Driven by Professor Sanders’ efforts, the CAS and JIC co-founded the CAS-JIC Centre of Excellence for Plant and Microbial Science (CEPAMS) in 2014. During the past six years, nine Group Leaders, including three foreigners, have been introduced in CEPAMS’ Beijing campus (IGDB, CAS) and Shanghai campus (CEMPS, CAS). As an important member of the CEPAMS Board, Professor Sanders attended all Board Meetings, visited China on average five times a year for exchanges and lectures. He plays an irreplaceable leadership role. At present, the CEPAMS has been initially built into a materialized Sino-UK joint scientific research center with international vision and outstanding goals, which has led to the cooperation and exchange of scientists in the field of microbiology and plant science between China and Britain.
Glyn Nigel Stacey
Professor Glyn Nigel Stacey is a world-leading scientist in the field of stem cell and regenerative medicine, the founding director of the UK Stem Cell Bank, and chair of the International Committee for Stem Cell Standardization. He established the International Stem Cell Banking Initiative in 2007, and has made great contributions in building up stem cell resource management system, international standardization, and good manufacturing practice.
Professor Stacey has cooperated with the Chinese Academy of Sciences (CAS) for 17 years to bring international accreditation and quality management system, as well as setting training courses for key technical and managing staffs to establish the National Stem Cell Resource Center as the world largest clinical-grade stem cell bank. He has recommended a batch of junior scientists to the International Organization for Standardization, substantially improve China’s leading role in international standardization.
Prof Stacey is dedicated to expanding CAS' presence in this field. He directly promoted CAS' entry into the International Stem Cell Forum (ISCF) and as host of the ISCF Conferences and Ethics Working Committee meetings. He has also been deeply involved in facilitating implementation of the international big science research plan. The coordination and expansion of these networks and development of collaborations arising from them will help to build China's engagement and role in stem cell field on an international stage.
K. Barry Sharpless
K. Barry Sharpless is a foreign member of the Chinese Academy of Sciences, and a member of The National Academy of Sciences and the American Academy of Arts and Sciences. The 2001 Nobel Laureate became W. M. Keck Professor at The Scripps Research Institute in 1990.

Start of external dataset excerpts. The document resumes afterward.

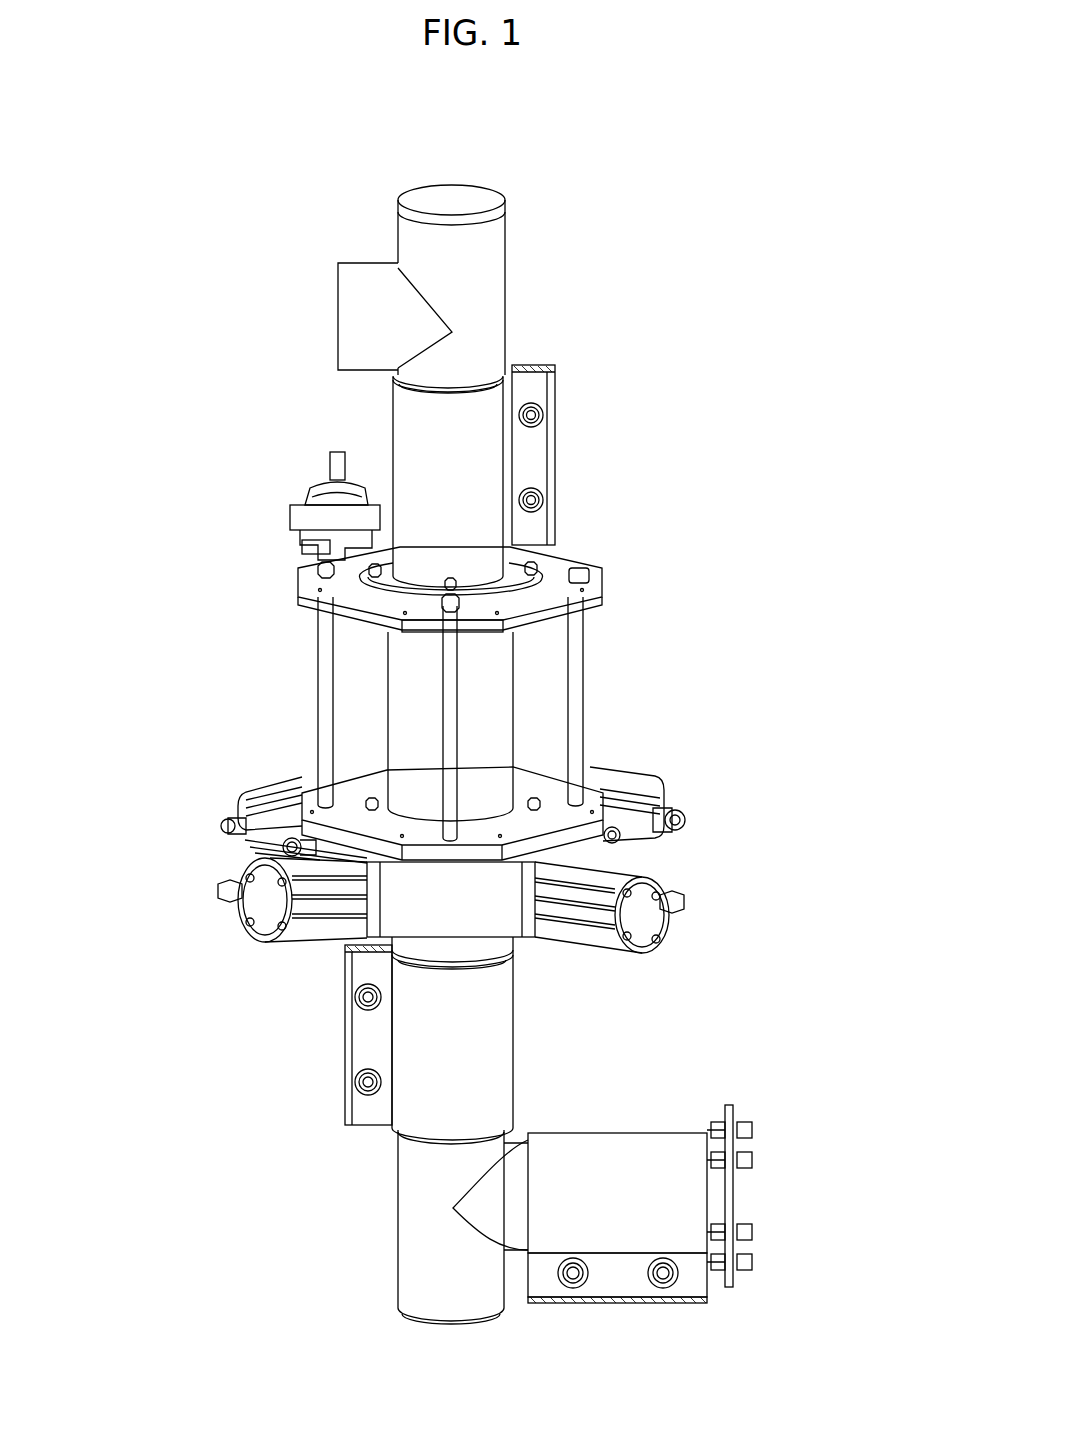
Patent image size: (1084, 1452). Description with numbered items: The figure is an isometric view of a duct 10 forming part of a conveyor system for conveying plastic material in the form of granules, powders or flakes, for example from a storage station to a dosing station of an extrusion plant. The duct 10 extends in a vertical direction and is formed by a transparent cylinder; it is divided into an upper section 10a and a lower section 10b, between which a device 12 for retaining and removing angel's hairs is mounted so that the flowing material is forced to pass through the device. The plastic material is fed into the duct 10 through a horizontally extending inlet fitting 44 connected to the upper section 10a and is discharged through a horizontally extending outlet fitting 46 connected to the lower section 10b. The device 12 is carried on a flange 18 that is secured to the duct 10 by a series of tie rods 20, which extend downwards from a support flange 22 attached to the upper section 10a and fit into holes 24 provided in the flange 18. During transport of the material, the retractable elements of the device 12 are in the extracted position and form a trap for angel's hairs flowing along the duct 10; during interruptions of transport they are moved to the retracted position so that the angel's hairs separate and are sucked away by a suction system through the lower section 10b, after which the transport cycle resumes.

The duct 10 is at (380, 733).
The upper section 10a is at (513, 700).
The lower section 10b is at (398, 1157).
The device for retaining and removing angel's hairs 12 is at (210, 905).
The flange 18 is at (525, 845).
The tie rods 20 is at (578, 757).
The support flange 22 is at (318, 760).
The holes 24 is at (593, 585).
The inlet fitting 44 is at (337, 316).
The outlet fitting 46 is at (512, 1252).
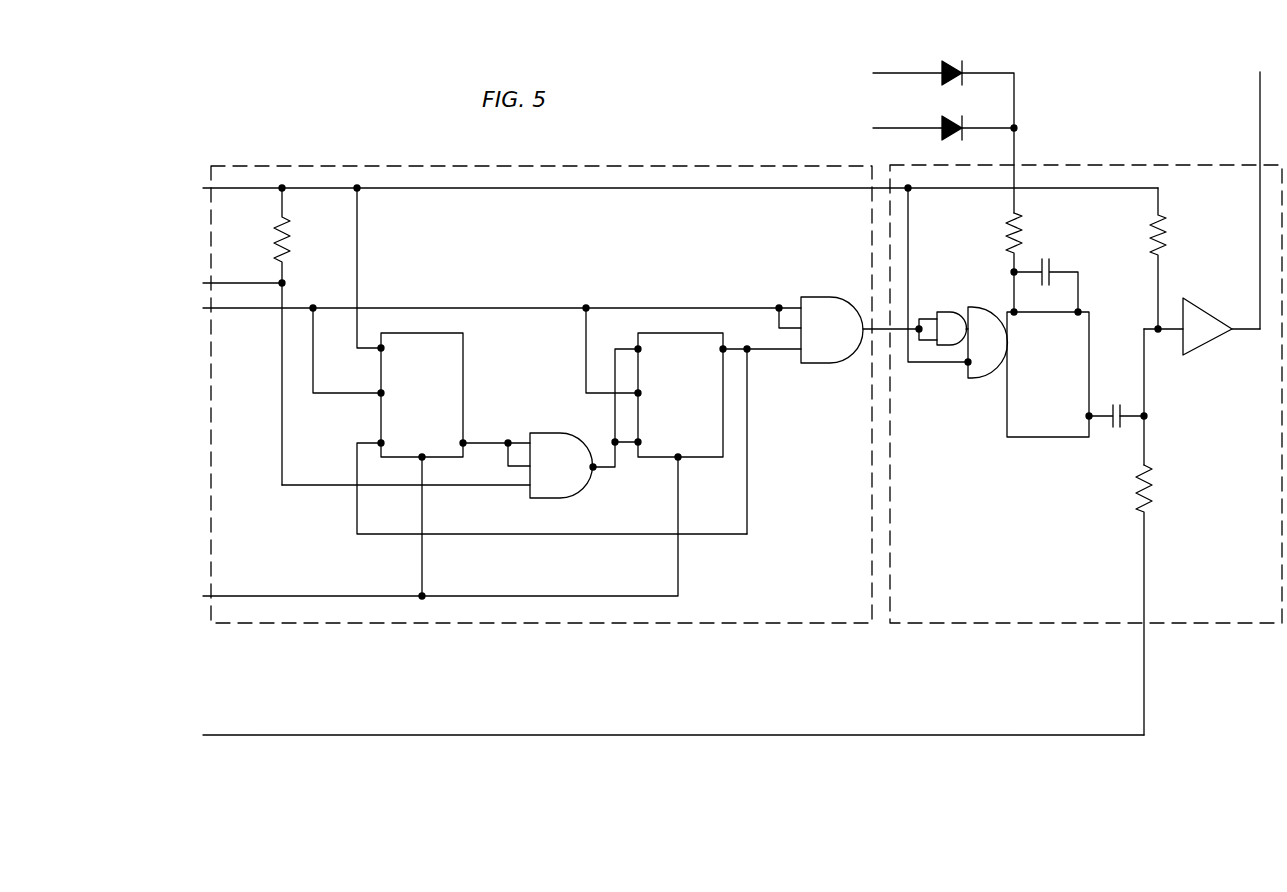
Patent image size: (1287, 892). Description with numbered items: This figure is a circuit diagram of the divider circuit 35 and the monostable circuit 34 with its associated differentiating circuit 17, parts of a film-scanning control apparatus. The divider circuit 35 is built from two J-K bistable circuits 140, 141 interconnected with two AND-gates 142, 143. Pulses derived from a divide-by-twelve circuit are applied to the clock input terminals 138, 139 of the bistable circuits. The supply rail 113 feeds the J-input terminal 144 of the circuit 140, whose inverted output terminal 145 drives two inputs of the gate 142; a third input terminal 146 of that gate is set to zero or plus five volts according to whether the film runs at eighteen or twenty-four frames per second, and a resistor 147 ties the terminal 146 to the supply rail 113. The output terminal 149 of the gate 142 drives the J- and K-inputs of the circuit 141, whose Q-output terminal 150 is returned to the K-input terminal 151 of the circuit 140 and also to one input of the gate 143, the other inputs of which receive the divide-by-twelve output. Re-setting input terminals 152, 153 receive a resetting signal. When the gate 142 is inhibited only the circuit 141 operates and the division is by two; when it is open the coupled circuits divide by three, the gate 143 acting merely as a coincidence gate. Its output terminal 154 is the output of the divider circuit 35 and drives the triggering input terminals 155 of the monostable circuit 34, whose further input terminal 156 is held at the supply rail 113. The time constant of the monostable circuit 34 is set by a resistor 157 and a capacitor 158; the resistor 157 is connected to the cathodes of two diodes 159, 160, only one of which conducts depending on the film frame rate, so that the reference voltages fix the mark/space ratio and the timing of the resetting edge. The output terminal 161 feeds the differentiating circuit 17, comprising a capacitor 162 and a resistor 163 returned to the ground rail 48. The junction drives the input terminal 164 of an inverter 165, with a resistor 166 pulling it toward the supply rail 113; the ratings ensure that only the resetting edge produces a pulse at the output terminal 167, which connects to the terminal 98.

The supply rail 113 is at (243, 188).
The resistor 147 is at (292, 239).
The J-input terminal 144 is at (362, 352).
The clock input terminal 138 is at (360, 396).
The J-K bistable circuit 140 is at (422, 396).
The K-input terminal 151 is at (359, 440).
The re-setting input terminal 152 is at (418, 470).
The Q-bar output terminal 145 is at (480, 435).
The AND-gate 142 is at (563, 465).
The third input terminal 146 is at (472, 490).
The clock input terminal 139 is at (600, 374).
The J-K bistable circuit 141 is at (680, 396).
The output terminal 149 is at (605, 470).
The re-setting input terminal 153 is at (680, 490).
The Q-output terminal 150 is at (774, 354).
The AND-gate 143 is at (832, 330).
The output terminal 154 is at (864, 306).
The diode 160 is at (938, 86).
The diode 159 is at (938, 139).
The resistor 157 is at (1025, 203).
The capacitor 158 is at (1049, 260).
The triggering input terminals 155 is at (920, 312).
The further input terminal 156 is at (936, 367).
The monostable circuit 34 is at (991, 421).
The output terminal 161 is at (1110, 400).
The capacitor 162 is at (1118, 430).
The differentiating circuit 17 is at (1127, 470).
The resistor 163 is at (1152, 498).
The input terminal 164 is at (1168, 332).
The resistor 166 is at (1168, 235).
The output terminal 167 is at (1240, 316).
The inverter 165 is at (1216, 340).
The terminal 98 is at (1259, 112).
The divider circuit 35 is at (622, 626).
The ground rail 48 is at (266, 732).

He is best known for discovering and developing many widely used catalytic oxidation processes. He is also famous for click chemistry, a term he coined in 1998, a far-reaching method for drug discovery, chemical biology and materials science.
Professor Sharpless established long-term and close academic relations with the Shanghai Institute of Organic Chemistry (SIOC) of the Chinese Academy of Sciences. He joined the Key Laboratory of Organofluorine Chemistry in SIOC as an adjunct professor in May 2016.
His research mainly focuses on the “SuFEx Click chemistry.” Collaborating with Prof. DONG Jiajia’s group, his research group at SIOC constructed a new method that makes azides from virtually any primary amine safely and efficiently. The transformation will have applications in many fields, including organic synthesis, medicinal chemistry, chemical biology, and materials science, particularly in pharmaceuticals to speed the discovery of useful new molecules. The result was published in Nature, and was selected as one of its top ten outstanding papers in 2019.
Professor Sharpless made significant contributions to the development and students training in the field of chemistry in China. He made suggestions for the overall development and strategic planning of the Chinese Academy of Sciences, and under his training, many scholars have become backbone talent in their research fields. Professor DONG Jiajia, his collaborator in SIOC, once a postdoctoral in his group at Scripps, is the winner of China's 2nd National Innovation Award.